Does this look good to you now @svwilliams @ayrton04 ? Does it align with what you mentioned before @svwilliams ?

[svwilliams]

This should be renamed to delta_yaw_pred to be consistent with the other variables

[svwilliams]

I'm not sure I understand why the difference of position changes are being transformed into....is this the Pose2 frame?
I feel like this should simply be:

residuals_map(0) = delta_position(0) - delta_position_pred(0);
residuals_map(1) = delta_position(1) - delta_position_pred(1);

Both delta_position and delta_position_pred are represented in the Pose1 frame. If we just subtract the positions, that error will also be in the Pose1 frame/orientaiton. And that seems like the natural frame to compute the measurement covariance in as well.

[svwilliams]

To be consistent with naming

Suggested change

	const double delta_yaw = parameters[6][0] - parameters[1][0];
	const double delta_yaw_est = parameters[6][0] - parameters[1][0];

[svwilliams]

The delta_position_est is computed as Pose1^1 * Pose2. That effectively transforms Pose2 into the frame of Pose1.

Similarly, delta_position_pred is computed with Pose1 as the origin. So that quantity is also in the frame of Pose1.

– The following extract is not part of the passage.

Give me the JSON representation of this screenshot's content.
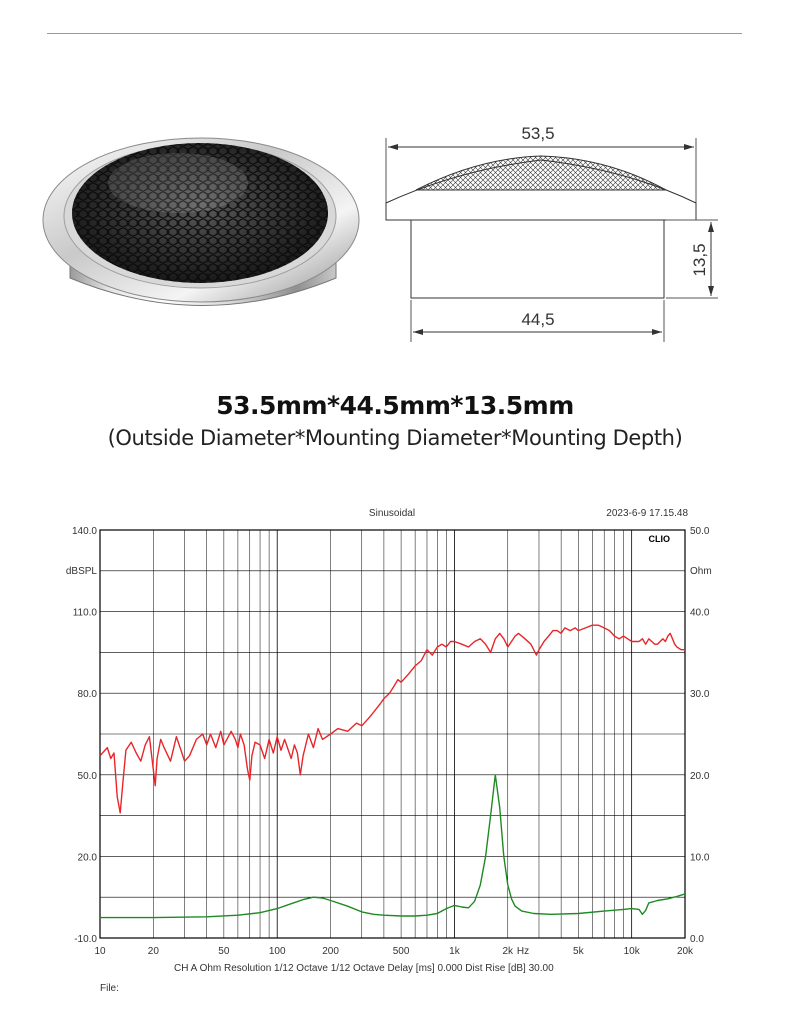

If we did a simple subtraction, residual[0] = delta_position_est.x - delta_position_prod.x, then the residual would also be represented in the frame of Pose1. Which seems like the natural frame to compute the measurement covariance as well.

Here you are rotating the error into the ... Pose2 frame?
I feel like this should just be:

residuals_map(0) = delta_position_est.x - delta_position_pred.x;
residuals_map(1) = delta_position_est.y - delta_position_pred.y;
residuals_map(2) = delta_yaw_est - delta_yaw_pred;
...

But that is not a firm belief. I could be convinced otherwise.